Documentation
¶
Overview ¶
Package benchmark provides a standardized benchmark suite for measuring ML model inference performance: tok/s decode, tok/s prefill, memory usage, and time to first token.
Index ¶
Constants ¶
This section is empty.
Variables ¶
This section is empty.
Functions ¶
func ResultsJSON ¶
func ResultsJSON(results []BenchmarkResult) ([]byte, error)
ResultsJSON returns the benchmark results as a JSON byte slice.
Types ¶
type BenchmarkResult ¶
type BenchmarkResult struct {
ModelName string `json:"model_name"`
Quantization string `json:"quantization"`
BatchSize int `json:"batch_size"`
DecodeTokensPerSec float64 `json:"decode_tokens_per_sec"`
PrefillTokensPerSec float64 `json:"prefill_tokens_per_sec"`
MemoryUsageMB float64 `json:"memory_usage_mb"`
TimeToFirstTokenMS float64 `json:"time_to_first_token_ms"`
Timestamp string `json:"timestamp"`
}
BenchmarkResult holds the metrics from a single benchmark configuration.
func RunB ¶
func RunB(b *testing.B, cfg Config, infer InferenceFunc) []BenchmarkResult
RunB is a helper for integrating with Go's testing.B. It creates a suite and runs it within the benchmark function, reporting decode tok/s as the benchmark metric.
type Config ¶
type Config struct {
Models []ModelSpec `json:"models"`
Quantizations []string `json:"quantizations"`
BatchSizes []int `json:"batch_sizes"`
WarmupRuns int `json:"warmup_runs"`
BenchmarkRuns int `json:"benchmark_runs"`
}
Config controls what the benchmark suite measures.
type InferenceFunc ¶
type InferenceFunc func(ctx context.Context, model ModelSpec, quantization string, batchSize int) (RunMetrics, error)

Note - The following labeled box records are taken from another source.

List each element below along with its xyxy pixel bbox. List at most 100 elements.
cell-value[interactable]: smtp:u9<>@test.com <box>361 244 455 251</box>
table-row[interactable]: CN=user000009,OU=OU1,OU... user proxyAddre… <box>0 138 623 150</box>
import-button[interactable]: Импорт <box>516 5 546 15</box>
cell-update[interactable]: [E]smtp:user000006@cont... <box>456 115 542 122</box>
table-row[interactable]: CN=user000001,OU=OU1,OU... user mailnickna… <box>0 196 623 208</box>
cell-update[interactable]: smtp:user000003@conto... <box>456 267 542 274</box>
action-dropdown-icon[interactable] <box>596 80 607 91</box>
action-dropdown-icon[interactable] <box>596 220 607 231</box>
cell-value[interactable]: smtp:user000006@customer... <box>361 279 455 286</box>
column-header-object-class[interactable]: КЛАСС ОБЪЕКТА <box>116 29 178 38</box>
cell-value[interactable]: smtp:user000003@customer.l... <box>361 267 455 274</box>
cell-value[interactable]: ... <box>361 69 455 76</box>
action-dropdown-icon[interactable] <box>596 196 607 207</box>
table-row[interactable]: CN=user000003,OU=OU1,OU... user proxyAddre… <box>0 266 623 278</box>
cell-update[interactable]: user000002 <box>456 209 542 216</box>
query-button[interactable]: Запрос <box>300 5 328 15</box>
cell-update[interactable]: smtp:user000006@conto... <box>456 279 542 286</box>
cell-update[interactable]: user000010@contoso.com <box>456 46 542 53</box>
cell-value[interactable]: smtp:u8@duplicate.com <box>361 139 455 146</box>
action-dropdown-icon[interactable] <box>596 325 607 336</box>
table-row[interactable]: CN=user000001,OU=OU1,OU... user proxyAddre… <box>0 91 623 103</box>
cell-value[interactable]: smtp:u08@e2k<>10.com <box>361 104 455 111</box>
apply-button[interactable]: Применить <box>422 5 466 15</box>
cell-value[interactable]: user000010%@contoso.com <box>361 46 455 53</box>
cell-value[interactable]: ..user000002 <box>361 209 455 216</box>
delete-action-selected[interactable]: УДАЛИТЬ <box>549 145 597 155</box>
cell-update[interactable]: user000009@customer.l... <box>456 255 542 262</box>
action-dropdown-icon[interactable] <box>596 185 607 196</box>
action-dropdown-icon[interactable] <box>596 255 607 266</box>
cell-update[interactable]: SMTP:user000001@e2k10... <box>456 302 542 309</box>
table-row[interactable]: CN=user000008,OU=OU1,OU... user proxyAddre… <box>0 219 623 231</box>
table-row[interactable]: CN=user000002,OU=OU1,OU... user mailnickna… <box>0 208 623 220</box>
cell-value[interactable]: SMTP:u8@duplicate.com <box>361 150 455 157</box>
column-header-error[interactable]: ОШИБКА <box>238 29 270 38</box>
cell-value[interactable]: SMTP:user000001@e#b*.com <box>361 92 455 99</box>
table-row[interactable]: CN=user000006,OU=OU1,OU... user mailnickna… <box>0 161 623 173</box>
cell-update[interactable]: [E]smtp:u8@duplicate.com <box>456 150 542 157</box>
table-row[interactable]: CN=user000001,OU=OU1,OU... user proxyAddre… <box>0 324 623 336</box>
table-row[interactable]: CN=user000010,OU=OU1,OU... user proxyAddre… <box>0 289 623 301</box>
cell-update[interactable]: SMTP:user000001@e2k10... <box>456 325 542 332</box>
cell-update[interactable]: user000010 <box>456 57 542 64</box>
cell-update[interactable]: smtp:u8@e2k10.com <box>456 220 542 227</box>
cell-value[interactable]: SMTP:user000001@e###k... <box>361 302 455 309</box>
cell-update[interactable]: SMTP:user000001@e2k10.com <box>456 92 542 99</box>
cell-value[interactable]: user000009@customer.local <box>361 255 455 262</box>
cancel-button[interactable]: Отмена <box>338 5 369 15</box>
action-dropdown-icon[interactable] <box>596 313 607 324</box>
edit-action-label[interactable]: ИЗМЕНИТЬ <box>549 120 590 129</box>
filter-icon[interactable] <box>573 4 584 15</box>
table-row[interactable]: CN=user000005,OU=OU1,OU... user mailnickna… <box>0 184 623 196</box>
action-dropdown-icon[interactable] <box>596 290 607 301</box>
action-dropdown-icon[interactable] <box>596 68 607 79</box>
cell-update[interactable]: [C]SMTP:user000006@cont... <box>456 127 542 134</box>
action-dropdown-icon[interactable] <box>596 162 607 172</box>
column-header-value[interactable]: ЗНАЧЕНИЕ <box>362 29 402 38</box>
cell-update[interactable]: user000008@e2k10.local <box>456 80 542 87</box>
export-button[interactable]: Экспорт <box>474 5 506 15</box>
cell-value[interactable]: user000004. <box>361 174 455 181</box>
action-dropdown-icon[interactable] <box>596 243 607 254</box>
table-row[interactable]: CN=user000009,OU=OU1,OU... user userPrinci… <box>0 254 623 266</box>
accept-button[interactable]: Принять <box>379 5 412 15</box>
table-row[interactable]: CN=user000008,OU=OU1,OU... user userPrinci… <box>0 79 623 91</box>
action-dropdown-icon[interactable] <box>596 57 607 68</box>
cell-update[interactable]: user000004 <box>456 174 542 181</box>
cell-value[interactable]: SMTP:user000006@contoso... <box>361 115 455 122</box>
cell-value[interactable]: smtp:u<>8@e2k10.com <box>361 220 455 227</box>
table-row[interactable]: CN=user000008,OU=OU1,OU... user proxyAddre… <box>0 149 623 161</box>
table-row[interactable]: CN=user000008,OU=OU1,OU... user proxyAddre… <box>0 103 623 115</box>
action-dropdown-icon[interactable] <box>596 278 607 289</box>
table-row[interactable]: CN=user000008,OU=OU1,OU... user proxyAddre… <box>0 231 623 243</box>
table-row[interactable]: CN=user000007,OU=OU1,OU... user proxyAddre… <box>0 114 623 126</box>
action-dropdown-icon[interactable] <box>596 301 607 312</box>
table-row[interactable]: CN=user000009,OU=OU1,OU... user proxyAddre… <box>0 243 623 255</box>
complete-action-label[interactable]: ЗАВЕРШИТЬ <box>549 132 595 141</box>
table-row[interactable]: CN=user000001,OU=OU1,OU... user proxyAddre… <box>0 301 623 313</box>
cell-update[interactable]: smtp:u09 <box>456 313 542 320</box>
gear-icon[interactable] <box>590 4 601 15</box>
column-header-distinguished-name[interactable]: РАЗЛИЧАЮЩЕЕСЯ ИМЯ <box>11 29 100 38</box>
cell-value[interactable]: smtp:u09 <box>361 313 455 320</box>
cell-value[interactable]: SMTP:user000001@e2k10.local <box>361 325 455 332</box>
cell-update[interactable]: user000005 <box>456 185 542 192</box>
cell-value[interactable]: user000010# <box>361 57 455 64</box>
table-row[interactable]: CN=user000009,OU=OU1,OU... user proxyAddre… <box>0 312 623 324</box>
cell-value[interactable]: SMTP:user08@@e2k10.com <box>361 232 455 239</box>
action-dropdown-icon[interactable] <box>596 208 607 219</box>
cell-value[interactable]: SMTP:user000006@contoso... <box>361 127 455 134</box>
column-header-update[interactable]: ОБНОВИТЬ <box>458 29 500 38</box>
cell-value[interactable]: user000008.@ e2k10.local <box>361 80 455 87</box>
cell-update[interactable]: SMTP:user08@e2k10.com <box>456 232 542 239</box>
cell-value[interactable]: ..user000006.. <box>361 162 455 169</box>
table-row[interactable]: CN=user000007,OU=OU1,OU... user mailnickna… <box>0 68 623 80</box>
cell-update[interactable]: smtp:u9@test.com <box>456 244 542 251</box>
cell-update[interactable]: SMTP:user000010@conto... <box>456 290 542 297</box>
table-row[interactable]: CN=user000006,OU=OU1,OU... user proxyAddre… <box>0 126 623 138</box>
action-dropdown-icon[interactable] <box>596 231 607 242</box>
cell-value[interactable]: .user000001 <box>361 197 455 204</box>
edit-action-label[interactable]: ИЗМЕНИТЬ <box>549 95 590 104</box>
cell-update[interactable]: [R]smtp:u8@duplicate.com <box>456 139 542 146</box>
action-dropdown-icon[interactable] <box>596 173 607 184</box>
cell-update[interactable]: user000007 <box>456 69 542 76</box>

InferenceFunc is the function signature that the suite calls to run a single inference benchmark. Implementations should return metrics for one run of the given model, quantization, and batch size.
type ModelSpec ¶
type ModelSpec struct {
Path string `json:"path"`
Name string `json:"name"`
Architecture string `json:"architecture"`
}
ModelSpec identifies a model to benchmark.
type RunMetrics ¶
type RunMetrics struct {
DecodeTokensPerSec float64
PrefillTokensPerSec float64
MemoryUsageMB float64
TimeToFirstTokenMS float64
}
RunMetrics holds the raw measurements from a single inference run.
type Suite ¶
type Suite struct {
// contains filtered or unexported fields
}
Suite orchestrates running standardized benchmarks across all combinations of models, quantizations, and batch sizes.